Hicieron lo pactado, estacionaron la patrulla frente a la mansión y con sutileza tocaron el timbre. Aquello, era una colonia muy respetada y los escándalos no eran permitidos. Ni siquiera, había bulla de sirenas policiacas. Esteban admiraba la escena, desde su Jaguar negro.

La puerta la abrió Venturina, que no entendía la situación.

―Buenos días, señora. Por favor, avísele Servando Maldonado que tenemos una orden de detención en su contra.

La mujer encogió los hombros. Entonces, uno de los oficiales le susurró al oído al comandante que quizá sea sordo muda. Se dio cuenta, por las expresiones que hacía, más los ademanes.

Por suerte, a esa hora Servando tomaba su primera taza de café y fumaba el tabaco.

―Venturina ―llamó a su mucama, así le servía el desayuno. No llegó―. ¡Venturina! ―repitió, ejerciendo más fuerza en la voz.

Como no aparecía, se tuvo que levantar y dio vueltas por la casa hasta encontrarla.

Los nervios lo atacaron, su piel de erizó y la tensión se le disparó por unos segundos. No tenía escapatoria, el comandante ya lo había visto.

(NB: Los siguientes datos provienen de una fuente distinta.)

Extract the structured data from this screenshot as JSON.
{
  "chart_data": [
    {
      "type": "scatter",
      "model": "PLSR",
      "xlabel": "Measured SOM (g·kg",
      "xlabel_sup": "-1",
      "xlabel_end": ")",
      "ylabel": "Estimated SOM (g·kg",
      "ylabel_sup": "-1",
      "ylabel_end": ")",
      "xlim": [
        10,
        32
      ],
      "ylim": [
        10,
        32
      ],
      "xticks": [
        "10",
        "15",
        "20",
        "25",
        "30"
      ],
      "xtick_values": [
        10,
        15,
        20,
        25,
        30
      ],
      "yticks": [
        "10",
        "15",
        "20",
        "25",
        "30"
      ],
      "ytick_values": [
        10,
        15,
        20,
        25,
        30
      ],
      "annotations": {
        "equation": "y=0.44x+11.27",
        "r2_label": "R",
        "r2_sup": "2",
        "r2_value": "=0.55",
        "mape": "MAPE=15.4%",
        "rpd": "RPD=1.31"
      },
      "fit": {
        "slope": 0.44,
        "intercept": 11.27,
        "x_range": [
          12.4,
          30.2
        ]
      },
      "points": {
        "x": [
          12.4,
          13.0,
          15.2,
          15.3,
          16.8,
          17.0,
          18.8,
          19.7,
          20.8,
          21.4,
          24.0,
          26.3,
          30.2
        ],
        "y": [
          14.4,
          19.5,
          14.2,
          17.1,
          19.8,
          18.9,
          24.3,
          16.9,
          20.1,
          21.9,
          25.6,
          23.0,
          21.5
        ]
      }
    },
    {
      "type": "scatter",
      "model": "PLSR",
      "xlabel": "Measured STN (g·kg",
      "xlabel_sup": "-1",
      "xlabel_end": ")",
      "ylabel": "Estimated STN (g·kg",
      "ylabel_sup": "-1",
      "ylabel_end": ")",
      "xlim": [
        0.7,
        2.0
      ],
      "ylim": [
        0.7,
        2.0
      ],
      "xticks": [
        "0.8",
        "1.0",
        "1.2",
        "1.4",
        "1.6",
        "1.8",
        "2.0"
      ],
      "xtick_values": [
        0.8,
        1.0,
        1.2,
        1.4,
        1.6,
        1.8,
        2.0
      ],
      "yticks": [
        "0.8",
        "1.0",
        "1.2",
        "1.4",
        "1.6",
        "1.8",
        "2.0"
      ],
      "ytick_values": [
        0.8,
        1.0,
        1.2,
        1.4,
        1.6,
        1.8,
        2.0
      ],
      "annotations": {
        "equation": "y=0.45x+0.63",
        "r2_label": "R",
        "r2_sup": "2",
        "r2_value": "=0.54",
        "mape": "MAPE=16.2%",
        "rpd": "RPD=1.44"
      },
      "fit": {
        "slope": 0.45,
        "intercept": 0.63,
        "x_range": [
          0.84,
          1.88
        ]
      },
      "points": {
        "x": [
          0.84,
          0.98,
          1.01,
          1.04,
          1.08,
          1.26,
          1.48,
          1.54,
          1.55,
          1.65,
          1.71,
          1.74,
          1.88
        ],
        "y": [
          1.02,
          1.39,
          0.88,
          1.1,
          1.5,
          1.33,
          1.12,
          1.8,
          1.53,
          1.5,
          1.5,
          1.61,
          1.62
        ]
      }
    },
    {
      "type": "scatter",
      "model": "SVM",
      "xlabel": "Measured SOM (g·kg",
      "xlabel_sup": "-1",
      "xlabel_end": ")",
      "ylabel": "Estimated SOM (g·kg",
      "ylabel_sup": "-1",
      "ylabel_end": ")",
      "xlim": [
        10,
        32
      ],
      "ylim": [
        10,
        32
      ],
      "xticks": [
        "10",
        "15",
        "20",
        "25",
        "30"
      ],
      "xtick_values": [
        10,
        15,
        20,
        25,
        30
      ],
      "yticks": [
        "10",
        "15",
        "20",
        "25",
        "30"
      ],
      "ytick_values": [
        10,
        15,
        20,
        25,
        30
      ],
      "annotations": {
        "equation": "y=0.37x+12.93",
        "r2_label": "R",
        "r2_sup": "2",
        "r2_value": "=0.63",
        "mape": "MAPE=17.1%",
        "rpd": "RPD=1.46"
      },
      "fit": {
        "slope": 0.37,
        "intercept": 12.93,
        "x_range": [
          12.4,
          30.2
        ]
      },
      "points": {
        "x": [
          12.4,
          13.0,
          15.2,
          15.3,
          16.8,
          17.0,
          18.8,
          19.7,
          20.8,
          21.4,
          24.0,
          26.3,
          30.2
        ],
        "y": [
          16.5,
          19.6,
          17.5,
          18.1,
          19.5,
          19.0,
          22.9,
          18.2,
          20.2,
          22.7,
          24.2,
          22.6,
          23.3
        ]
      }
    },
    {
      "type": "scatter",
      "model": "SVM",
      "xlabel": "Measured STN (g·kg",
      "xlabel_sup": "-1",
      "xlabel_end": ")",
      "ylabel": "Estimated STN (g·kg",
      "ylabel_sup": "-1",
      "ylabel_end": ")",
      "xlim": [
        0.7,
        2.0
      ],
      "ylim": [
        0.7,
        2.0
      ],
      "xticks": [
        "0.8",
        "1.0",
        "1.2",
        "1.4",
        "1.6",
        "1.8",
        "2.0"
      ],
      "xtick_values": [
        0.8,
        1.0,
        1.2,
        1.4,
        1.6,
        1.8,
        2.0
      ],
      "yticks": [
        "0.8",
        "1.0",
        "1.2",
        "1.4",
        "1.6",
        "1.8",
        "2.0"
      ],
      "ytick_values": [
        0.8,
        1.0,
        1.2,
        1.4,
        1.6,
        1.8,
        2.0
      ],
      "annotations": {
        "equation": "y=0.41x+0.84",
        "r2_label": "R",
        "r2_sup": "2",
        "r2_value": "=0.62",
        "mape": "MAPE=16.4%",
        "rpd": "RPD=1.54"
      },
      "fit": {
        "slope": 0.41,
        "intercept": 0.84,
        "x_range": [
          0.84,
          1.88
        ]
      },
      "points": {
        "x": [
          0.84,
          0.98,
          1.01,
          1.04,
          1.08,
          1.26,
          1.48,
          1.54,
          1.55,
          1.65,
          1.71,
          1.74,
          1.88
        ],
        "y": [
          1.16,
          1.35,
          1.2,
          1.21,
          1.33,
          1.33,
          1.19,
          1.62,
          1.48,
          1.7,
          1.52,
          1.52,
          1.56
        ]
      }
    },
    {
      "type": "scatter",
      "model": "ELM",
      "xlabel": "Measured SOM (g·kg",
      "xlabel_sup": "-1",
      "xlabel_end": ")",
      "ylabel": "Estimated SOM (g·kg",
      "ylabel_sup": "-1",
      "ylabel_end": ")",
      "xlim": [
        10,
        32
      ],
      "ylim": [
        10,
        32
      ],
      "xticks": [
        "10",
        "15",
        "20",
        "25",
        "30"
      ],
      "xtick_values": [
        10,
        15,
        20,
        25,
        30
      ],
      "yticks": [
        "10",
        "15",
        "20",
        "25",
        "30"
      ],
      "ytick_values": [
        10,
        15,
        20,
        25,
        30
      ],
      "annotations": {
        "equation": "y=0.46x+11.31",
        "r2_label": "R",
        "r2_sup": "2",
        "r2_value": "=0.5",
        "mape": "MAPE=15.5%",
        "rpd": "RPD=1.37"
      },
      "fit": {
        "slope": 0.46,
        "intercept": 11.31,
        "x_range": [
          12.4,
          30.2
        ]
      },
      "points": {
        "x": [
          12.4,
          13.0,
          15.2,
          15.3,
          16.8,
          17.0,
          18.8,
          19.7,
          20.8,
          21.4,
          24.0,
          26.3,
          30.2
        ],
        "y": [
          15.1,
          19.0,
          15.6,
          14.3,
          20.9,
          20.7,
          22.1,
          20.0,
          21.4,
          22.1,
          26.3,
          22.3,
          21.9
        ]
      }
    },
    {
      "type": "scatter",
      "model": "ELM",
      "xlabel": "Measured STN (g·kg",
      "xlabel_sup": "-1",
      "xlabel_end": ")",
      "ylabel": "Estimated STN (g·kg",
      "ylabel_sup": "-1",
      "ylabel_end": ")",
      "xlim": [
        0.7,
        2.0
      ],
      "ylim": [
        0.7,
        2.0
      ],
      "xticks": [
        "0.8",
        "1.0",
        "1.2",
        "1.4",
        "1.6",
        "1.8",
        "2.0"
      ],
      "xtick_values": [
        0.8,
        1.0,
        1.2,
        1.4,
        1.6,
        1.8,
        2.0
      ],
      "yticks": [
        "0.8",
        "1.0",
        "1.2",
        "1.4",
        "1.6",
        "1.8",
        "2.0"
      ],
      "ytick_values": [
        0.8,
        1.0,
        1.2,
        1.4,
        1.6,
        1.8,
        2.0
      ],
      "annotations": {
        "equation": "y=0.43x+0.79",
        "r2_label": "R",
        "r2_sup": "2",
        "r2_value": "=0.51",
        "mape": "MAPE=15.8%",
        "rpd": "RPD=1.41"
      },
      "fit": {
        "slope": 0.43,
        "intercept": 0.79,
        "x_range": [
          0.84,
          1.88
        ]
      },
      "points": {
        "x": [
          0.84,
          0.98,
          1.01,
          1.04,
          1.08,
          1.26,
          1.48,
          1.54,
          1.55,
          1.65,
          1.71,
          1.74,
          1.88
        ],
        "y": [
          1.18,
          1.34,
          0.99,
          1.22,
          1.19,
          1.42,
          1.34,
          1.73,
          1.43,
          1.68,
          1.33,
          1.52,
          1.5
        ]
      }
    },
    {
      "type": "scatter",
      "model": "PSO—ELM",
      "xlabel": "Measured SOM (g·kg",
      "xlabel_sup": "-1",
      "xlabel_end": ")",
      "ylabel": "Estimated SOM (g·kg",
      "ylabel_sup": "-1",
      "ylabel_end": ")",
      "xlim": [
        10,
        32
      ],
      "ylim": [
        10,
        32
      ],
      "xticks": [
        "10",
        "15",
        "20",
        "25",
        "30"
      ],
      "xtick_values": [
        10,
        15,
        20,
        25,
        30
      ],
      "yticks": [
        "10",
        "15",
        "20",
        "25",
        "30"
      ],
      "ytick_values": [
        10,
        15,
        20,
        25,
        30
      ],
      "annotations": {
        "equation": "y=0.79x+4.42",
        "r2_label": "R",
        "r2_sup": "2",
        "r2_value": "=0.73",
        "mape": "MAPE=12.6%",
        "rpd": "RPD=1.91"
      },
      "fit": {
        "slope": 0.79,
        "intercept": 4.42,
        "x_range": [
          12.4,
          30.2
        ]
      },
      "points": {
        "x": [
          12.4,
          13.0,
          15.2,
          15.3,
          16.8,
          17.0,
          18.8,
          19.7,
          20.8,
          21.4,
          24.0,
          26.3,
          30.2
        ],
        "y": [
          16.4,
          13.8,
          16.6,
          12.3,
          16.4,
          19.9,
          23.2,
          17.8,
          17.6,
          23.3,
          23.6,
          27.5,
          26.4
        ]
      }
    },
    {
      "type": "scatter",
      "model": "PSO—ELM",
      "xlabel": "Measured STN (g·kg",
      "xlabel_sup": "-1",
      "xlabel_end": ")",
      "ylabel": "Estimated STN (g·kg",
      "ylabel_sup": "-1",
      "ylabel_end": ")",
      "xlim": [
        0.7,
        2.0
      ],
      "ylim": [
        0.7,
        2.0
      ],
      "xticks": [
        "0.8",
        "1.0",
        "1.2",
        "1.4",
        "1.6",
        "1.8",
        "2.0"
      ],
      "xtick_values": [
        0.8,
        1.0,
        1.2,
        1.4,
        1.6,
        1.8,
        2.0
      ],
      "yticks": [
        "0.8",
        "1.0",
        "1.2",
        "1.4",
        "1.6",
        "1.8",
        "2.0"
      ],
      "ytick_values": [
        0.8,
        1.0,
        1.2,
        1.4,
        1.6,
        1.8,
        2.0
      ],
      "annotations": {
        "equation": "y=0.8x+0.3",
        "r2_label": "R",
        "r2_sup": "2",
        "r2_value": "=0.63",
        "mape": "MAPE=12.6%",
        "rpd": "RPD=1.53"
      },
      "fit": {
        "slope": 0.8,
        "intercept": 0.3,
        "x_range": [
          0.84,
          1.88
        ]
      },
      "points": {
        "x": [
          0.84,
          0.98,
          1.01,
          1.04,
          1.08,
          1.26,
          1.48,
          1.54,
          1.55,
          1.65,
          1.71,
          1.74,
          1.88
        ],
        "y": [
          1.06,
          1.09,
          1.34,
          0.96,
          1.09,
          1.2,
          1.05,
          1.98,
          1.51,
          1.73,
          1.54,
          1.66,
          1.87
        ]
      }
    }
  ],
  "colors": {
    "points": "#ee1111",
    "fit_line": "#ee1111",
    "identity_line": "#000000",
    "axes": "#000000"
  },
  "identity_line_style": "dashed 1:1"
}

―Buenos días, señor Maldonado ―habló―. Soy el comandante Arturo Fierro. ―Le enseñó la placa―. Queda usted detenido, por el presunto abuso sexual de la señorita María Fernández Acuña. Debe acompañarme a la delegación. Todo lo que diga, será usado en su contra.

Lo esposaron, mientras que él no intentaba negarse ni forcejear. Solo sonreía con malicia.

Así que la niña, le contó todo a su novio. ¡Maldita seas, María! Se dijo.

San Román salió triunfante de su coche, lo observó con desprecio sin molestarse en quitar sus gafas de sol. La satisfacción por ver que se hacía justicia, no se comparaba con ningún placer momentáneo. Se acercó a él, y a su aparato auditivo escupió:

―Vas a pagar muy caro, lo que le hiciste a mi María. ―Servando lo miraba de reojo―. Porque, aunque te duela, es mía, mía. De nadie más.

―Te equivocas, Esteban. Fue mía, y eso no lo puedes cambiar ―masculló, con sorna. El hombre no se contuvo, y soltó un puñetazo directo al ojo del viejo, dejándolo hinchado.

―Iluso. Llévenselo ―ordenó despectivo. Regresó a su automóvil y partió a la mansión San Román.